Last Update: 06/03/2026 at 6:25 AM EST

Mid-day Briefing: Privacy

Wednesday, April 22, 2026 · 6:47 PM EDT

Key developments

IAPP.ORG

House Republicans unveil SECURE Data Act

House Energy and Commerce Republicans introduced the draft Securing and Establishing Consumer Uniform Rights and Enforcement over Data (SECURE Data) Act on April 22 after more than a year of stakeholder consultation. The proposal would create a federal privacy standard intended to preempt comprehensive state privacy laws and would omit a private right of action, data protection impact assessments, data protection officers, and universal opt-out mechanisms. It would add FTC-managed data broker registration, a Commerce Department code-of-conduct safe harbor, and treat data about children under 13 as sensitive.

Why it matters

It is the clearest move today toward a new federal privacy framework and a possible rollback of state-law variation.

Sources & driving stories

EFF

EFF sues DHS and ICE over subpoenas

The Electronic Frontier Foundation sued the Department of Homeland Security and Immigration and Customs Enforcement on April 22 for records about administrative subpoenas the group says were used to identify people who criticized the government or attended protests. EFF is seeking policies, legal analyses, approval procedures, communications, and usage data after saying the agencies ignored its requests.
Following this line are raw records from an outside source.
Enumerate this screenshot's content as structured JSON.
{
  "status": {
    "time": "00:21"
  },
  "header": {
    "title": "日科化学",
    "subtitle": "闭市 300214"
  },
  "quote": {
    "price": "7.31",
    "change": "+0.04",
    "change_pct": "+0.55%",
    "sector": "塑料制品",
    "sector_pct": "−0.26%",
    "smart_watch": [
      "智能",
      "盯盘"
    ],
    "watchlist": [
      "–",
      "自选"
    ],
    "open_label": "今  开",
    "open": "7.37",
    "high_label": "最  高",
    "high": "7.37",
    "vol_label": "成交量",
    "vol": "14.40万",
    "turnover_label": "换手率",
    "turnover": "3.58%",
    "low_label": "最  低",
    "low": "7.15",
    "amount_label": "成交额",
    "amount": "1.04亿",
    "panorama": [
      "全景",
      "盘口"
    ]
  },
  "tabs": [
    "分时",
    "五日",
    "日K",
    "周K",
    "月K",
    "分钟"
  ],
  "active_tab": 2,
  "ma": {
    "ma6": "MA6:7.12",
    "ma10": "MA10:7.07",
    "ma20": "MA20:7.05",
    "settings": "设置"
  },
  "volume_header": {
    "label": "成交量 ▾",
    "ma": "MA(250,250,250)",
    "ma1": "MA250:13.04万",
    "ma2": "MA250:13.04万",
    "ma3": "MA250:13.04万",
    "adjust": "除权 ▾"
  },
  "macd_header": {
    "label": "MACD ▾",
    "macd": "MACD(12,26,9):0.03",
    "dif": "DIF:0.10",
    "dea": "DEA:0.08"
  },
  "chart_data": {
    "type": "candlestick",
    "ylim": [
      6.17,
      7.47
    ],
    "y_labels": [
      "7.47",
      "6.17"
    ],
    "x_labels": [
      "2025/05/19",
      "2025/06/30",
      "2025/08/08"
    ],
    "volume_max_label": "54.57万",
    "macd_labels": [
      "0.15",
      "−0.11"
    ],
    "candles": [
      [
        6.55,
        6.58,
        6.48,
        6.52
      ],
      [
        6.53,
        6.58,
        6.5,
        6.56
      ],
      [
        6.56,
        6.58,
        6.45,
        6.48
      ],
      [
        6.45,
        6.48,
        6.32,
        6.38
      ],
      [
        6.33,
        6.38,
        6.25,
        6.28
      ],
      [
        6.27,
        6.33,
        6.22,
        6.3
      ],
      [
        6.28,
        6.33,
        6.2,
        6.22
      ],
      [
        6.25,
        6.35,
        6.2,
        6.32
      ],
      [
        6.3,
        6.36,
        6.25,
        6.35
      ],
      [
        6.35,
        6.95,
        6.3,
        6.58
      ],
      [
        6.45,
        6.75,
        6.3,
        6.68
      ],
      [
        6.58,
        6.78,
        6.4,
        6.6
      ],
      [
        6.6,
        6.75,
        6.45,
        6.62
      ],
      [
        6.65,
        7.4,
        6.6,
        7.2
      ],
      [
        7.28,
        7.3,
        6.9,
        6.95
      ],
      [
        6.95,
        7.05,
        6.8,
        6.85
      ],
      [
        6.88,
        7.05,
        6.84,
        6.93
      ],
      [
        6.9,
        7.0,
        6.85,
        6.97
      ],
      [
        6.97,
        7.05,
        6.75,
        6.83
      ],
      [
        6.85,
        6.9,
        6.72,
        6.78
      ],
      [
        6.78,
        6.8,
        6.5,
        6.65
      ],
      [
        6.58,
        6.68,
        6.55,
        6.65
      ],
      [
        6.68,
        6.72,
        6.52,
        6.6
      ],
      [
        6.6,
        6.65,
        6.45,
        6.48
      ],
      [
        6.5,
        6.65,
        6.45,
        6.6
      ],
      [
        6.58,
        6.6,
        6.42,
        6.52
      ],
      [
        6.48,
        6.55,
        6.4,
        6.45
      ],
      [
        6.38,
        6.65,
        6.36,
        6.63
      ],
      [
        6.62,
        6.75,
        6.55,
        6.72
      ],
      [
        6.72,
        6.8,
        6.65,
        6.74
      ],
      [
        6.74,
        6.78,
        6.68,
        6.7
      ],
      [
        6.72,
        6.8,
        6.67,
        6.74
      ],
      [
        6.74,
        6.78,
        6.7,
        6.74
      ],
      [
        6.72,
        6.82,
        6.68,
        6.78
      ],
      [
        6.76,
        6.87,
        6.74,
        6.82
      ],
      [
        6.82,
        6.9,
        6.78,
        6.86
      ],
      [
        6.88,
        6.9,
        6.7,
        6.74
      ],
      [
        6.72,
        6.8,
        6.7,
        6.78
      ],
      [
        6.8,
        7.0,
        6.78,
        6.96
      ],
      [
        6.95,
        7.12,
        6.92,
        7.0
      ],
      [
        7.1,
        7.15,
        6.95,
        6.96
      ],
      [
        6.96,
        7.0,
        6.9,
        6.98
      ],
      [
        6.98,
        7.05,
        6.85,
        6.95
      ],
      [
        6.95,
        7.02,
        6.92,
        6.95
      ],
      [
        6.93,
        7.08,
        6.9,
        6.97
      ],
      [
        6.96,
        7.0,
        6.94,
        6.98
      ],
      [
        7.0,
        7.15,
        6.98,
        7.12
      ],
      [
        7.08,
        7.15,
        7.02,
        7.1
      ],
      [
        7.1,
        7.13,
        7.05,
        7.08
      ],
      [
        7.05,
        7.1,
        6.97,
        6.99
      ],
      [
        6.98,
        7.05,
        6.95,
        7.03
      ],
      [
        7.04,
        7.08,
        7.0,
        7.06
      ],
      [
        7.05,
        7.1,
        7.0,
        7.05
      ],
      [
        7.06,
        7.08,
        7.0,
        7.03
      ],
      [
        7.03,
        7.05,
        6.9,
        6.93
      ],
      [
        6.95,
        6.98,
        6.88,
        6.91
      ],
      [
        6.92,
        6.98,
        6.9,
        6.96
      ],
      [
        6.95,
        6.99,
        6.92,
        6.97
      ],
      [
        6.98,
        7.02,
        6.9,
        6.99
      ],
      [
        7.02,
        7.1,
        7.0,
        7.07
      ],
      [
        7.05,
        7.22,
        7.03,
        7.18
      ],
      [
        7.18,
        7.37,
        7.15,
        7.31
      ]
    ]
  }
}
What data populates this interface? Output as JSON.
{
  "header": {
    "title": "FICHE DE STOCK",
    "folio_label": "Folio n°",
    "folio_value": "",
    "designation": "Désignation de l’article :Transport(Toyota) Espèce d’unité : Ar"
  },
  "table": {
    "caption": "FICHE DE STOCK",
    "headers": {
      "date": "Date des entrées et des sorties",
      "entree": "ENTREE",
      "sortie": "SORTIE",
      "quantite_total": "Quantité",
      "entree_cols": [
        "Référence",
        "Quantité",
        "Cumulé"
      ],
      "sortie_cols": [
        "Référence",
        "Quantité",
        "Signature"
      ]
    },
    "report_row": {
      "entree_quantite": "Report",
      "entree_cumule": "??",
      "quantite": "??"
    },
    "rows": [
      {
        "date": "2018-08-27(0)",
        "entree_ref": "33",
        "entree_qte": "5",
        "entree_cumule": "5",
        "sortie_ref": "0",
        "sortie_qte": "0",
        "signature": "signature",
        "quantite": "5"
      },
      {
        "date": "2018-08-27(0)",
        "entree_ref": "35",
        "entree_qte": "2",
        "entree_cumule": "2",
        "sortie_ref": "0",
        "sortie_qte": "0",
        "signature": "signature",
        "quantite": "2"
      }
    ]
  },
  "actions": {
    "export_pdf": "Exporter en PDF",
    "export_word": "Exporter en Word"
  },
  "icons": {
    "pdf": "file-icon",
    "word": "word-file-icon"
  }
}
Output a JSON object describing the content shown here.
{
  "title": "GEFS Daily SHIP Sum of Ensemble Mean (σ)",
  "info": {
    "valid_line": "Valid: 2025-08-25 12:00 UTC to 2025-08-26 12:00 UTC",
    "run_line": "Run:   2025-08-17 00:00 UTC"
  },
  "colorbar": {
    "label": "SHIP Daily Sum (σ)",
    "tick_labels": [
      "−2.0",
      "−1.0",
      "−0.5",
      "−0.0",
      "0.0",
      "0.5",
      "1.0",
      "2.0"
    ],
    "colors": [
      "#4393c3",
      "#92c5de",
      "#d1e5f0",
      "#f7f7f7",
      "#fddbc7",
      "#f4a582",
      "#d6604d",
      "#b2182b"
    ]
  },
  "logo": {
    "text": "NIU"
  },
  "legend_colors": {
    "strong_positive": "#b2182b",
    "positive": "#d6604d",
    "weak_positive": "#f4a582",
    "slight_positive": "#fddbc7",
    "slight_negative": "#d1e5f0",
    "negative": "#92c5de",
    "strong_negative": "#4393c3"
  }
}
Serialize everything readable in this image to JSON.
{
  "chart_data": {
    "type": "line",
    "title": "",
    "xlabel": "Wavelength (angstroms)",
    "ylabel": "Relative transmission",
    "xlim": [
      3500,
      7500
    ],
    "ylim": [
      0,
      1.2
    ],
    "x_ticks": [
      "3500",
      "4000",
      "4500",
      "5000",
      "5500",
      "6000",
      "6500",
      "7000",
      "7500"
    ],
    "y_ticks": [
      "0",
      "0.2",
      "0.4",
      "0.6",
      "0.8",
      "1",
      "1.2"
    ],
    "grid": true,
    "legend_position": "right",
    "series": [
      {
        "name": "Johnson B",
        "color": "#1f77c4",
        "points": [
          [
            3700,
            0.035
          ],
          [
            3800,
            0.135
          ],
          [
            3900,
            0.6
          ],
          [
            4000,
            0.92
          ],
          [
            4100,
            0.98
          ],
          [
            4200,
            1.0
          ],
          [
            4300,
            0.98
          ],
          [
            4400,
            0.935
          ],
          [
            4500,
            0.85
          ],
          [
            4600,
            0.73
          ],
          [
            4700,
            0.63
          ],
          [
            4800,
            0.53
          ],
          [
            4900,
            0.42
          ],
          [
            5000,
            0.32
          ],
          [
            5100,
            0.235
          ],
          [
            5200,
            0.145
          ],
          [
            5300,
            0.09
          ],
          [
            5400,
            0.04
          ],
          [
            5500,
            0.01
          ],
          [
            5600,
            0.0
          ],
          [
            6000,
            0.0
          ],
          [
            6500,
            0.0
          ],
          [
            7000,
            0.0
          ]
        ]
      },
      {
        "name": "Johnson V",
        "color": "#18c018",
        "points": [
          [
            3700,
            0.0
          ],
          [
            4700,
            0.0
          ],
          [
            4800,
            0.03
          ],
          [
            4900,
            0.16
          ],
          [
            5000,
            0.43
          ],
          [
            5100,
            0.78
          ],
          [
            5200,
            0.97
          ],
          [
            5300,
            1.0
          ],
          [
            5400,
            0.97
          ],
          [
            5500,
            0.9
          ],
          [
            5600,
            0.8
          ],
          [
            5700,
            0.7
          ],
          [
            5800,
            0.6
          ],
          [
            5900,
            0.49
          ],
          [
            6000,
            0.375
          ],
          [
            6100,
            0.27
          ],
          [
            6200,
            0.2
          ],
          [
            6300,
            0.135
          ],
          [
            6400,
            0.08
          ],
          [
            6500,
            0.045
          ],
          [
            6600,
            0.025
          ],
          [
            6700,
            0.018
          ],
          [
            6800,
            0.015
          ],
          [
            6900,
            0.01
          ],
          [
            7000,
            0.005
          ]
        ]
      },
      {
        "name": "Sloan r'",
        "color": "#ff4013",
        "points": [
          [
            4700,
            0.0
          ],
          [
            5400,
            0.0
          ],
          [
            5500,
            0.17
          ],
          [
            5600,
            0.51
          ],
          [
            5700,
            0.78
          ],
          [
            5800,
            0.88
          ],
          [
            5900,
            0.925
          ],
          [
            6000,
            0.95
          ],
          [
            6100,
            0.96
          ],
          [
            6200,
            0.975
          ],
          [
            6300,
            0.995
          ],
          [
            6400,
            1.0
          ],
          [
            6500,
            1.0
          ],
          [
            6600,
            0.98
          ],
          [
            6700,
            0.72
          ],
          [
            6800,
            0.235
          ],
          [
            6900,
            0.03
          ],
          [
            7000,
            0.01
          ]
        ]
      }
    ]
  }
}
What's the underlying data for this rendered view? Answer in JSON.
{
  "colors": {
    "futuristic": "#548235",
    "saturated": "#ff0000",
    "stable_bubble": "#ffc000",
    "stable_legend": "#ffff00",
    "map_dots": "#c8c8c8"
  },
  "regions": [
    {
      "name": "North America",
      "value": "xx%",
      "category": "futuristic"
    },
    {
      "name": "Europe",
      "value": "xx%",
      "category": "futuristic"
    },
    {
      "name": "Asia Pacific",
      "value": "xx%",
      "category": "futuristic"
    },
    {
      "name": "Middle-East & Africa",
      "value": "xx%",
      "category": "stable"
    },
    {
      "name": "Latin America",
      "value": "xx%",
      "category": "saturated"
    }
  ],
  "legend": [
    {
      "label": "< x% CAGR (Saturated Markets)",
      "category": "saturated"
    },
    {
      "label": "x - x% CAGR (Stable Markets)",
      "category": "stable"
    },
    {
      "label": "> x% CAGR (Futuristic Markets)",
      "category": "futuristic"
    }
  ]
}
The complaint argues the public should know the legal basis for obtaining subscriber information from tech companies without prior judicial approval.

Why it matters

The case could expose how immigration and homeland security agencies use subpoena power to identify online critics without a warrant.

Sources & driving stories

EFF · Hudson Hongo

EFF coverage
FORBES

Meta reportedly tracks employees for AI training

Forbes and Mashable reported that Meta is installing software on U.S. employees’ work computers to capture mouse movements, keystrokes, clicks, and some screen snapshots for AI training. Meta says the data will not be used for performance reviews and is aimed at building AI agents that can understand how people move through software and complete office tasks. The move underscores a shift from training on public content to collecting worker behavior as model data.

Why it matters

It raises fresh workplace privacy and labor concerns because employee behavior is being collected as training data rather than merely for productivity oversight.

Sources & driving stories

FORBES · Ron Schmelzer

Forbes coverage

Worth noting

WORTH NOTING

Notion public pages exposed editor details

Researchers said public Notion pages can surface editor usernames, profile images, and email addresses, prompting mitigation work from the company.

WORTH NOTING

OpenAI open-sources prompt secret scrubber

A pre-submission filter for API keys and sensitive data could reduce accidental disclosure in chatbot prompts, especially for enterprise users.

WORTH NOTING

M&T Bank warns of vendor breach

The disclosure adds another example of third-party-originated bank data exposure, with notice to 462 Massachusetts residents and potential exposure of Social Security and financial account data.

Still unclear

OPEN QUESTION

Can the SECURE Data Act win bipartisan support?

Its state-law preemption and lack of a private right of action are the provisions most likely to determine whether the bill advances or stalls.

OPEN QUESTION

How far can ICE subpoenas go without court oversight?

EFF's lawsuit could force disclosure of the standards, approvals, and limits governing subscriber-data requests.